Do Endings Reveal Meaning of Life?

Monday

My wife Julia alerted me to an intriguing although somewhat frustrating article in Atlantic about the end of time. Drawing on Frank Kermode’s 1967 The Sense of an Ending: Studies in the Theory of Fiction, Megan Garber wrestles with an issue recently raised by The Washington Post: how do we live with constant reminders that the earth is in trouble? Normally, we think of the apocalypse as being in the future, but what if it is going on now, only we aren’t facing up to it? If that’s the case, Garber says, we need a new kind of narrative to handle it.

At first glance, we would appear to have such a narrative in post-apocalyptic fiction, where everything from environmental devastation to zombies threatens our future. But what if the future is both less dramatic and already underway?

To make her point, Garber spends a fair amount of time talking about The Good Place and Forever, two shows about people living in the afterlife. They have already experienced their own personal apocalypses (death), and now are figuring out how to deal with it.

These television shows are taking on the task that Kermode assigns to fiction generally, which is to provide structure that will help us understand life, which has no structure. In this process, literary endings play a particularly important role. We look at how a work concludes to figure out the meaning of what comes before.
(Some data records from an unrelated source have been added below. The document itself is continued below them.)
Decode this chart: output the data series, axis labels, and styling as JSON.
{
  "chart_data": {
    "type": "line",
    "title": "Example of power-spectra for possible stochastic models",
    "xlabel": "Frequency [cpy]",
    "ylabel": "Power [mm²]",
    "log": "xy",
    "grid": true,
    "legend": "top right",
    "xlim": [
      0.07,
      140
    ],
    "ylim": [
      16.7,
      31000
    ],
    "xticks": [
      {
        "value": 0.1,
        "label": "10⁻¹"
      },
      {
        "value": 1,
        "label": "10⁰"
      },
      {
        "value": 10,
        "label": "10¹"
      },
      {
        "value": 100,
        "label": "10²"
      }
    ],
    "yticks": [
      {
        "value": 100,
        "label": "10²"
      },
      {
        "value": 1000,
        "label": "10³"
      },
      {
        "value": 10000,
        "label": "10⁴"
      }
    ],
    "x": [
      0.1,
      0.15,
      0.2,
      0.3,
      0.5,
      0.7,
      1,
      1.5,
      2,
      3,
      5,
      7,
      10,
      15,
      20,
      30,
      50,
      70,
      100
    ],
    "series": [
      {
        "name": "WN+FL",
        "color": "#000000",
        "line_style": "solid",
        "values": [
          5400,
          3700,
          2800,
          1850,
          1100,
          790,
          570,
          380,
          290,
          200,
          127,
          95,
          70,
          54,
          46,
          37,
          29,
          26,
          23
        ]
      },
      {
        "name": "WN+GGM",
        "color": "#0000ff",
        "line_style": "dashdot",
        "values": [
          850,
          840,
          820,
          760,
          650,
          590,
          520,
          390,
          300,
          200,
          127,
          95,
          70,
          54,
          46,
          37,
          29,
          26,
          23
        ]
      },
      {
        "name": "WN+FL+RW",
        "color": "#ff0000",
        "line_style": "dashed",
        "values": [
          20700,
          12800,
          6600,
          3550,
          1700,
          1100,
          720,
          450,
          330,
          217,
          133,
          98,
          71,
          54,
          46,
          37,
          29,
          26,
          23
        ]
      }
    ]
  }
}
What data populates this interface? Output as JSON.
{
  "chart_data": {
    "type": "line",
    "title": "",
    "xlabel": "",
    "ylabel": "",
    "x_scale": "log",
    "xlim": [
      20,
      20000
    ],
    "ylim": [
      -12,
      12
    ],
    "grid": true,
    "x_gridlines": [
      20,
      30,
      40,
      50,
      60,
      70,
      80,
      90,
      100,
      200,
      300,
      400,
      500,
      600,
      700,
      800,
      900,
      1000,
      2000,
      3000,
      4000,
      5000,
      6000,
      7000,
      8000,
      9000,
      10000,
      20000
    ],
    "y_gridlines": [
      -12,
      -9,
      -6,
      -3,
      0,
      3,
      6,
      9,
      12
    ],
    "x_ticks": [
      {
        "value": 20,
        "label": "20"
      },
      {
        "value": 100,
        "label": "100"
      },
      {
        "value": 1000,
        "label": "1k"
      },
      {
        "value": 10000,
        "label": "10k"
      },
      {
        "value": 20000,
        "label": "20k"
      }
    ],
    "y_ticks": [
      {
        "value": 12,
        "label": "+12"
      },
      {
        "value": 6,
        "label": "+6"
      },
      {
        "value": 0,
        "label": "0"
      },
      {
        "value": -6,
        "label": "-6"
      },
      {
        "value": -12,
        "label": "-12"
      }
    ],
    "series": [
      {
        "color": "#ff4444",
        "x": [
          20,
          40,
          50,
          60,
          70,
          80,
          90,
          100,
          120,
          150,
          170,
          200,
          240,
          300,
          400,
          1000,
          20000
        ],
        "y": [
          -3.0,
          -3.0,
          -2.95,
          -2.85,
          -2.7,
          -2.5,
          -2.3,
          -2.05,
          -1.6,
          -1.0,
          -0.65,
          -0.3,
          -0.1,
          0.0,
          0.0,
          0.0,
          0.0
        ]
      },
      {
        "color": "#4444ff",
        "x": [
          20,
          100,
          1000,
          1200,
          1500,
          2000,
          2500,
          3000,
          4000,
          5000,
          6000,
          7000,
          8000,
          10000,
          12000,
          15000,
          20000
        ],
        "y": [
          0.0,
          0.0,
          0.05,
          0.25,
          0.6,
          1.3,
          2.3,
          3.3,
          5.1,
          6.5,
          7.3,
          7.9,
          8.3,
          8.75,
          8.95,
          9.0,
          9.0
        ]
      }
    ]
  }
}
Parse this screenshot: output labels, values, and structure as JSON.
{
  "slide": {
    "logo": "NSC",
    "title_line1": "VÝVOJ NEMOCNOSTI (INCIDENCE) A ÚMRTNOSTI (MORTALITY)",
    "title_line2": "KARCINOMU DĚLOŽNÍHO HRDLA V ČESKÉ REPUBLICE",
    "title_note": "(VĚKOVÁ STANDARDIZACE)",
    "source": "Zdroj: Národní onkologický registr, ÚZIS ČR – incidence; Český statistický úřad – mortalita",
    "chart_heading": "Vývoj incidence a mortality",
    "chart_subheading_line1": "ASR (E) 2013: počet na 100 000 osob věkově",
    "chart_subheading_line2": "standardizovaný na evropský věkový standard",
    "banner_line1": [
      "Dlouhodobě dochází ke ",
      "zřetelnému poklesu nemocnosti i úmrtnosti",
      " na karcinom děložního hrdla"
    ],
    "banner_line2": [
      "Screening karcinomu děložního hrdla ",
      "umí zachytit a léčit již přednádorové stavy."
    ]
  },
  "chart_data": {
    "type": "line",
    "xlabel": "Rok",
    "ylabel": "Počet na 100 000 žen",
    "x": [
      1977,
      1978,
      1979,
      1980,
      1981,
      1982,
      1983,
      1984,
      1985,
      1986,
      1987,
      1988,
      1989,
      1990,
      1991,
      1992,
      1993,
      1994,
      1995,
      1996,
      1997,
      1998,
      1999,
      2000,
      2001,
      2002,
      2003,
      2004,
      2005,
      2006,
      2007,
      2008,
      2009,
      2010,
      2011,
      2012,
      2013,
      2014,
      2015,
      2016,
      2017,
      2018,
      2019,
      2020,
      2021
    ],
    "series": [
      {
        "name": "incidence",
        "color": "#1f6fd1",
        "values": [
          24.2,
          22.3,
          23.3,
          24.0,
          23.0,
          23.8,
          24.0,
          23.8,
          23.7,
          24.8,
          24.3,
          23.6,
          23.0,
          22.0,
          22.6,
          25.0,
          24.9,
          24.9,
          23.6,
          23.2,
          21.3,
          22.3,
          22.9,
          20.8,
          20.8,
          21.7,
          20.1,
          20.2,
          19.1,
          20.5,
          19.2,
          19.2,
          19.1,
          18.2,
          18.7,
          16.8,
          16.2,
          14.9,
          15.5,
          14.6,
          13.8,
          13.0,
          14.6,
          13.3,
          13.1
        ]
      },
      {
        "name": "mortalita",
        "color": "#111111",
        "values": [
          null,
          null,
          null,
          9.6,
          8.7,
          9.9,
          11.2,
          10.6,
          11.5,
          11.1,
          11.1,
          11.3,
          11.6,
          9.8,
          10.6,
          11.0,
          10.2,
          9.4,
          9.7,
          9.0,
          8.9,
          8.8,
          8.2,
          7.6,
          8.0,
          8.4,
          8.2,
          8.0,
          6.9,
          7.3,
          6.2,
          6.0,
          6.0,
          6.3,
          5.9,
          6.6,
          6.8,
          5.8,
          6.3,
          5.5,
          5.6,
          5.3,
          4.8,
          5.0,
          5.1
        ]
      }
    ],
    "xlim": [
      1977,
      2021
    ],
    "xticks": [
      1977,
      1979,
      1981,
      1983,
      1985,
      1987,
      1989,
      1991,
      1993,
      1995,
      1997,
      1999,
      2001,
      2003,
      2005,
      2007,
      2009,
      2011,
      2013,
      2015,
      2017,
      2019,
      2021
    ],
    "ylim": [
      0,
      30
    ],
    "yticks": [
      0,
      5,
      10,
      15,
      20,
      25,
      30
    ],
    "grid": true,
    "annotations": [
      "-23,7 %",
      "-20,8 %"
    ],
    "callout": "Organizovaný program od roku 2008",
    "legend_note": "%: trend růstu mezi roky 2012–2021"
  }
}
A happy ending might affirm that virtue is ultimately rewarded and justice will prevail. A tragic ending, on the other hand, might signal that, while society doesn’t understand the protagonist’s worth, higher values are legitimated because they can be seen by the reader. Ironic, absurd, and open endings each point to their own range of meanings.

 Whatever the case, endings provide us with a vantage point, sometimes after the worst has happened, to take reality’s measure. That explains Garber’s comment that there is an apocalyptic dimension to literary endings.

For his exploration, Kermode turns to Dante, Blake, and T S. Eliot (in The Wasteland), all of whom grapple with the meaning of end times. Yeats famously does as well in “The Second Coming,” which asserts that the world is falling apart (“the center cannot hold”) and predicts that some rough beast, “its hour come round at last,” will slouch toward Bethlehem to be born.

In all these literary formulations, however, the future is in the future. But what if the future is now?

Garber mentions one interchange between June and Oscar in Forever that shows that meaning might not be revealed by such an ending:

“So we just keep … going?” June wonders, incredulously. “I mean, how long does this go on for? I mean, what’s the point of all this?”

Oscar’s reply is both searing and blunt: “Well, what was the point of the thing before this?”

Garber asserts that, in Happy Place and Forever, narrative loses some of its tragic potential and becomes world-weary surrender. Or as she puts it, “The end is nigh, and also the end is … sigh.” She elaborates:

The contemporary sense of an ending takes its form not as the dramatic fulfillment of an ancient prophecy—“Surely some revelation is at hand; Surely the Second Coming is at hand”—but rather as a tangle of dull and daily inevitabilities. Warming waters. Whipping winds. Things falling apart. The leader, careless and cruel, refusing to see what is plain. If every age has its version of apocalypse, the soft tragedy of our own is that it can no longer be safely situated in the future. Our end-times, instead, lurk among us, furtive and fierce and all too present-tensed, waiting, watching, lingering, biding—understanding, far better than we allow ourselves to, how little it takes to turn the good place into the bad.

When Garber puts it this way, however, she makes a point not unlike the conclusion of T. S. Eliot’s “Hollow Men”: “This is the way the world ends, not with a bang but a whimper.” Thanks to climate change science, we may have more factual basis than Eliot and Yeats did to declare the end is nigh, but their sense of exhaustion and hopelessness is hardly new. Many great works throughout the ages have had this for a theme. Alexander Pope in the 18th century (The Dunciad), Matthew Arnold in the 19th (“Dover Beach”), and Samuel Beckett in the 20th (Waiting for Godot)  all immediately come to mind.

That’s because, no matter how bad things get, we’re still alive, which means the worst hasn’t happened yet. Shakespeare, as always, understood this, expressing it through Edgar when he encounters his blinded father in King Lear:

Edgar: O gods! Who is’t can say ‘I am at the worst’? 
I am worse than e’er I was.
[Aside] And worse I may be yet. The worst is not 
So long as we can say ‘This is the worst.’

We put off the apocalypse because we can’t help but imagine being alive the following day. We don’t need new literary forms to show us that.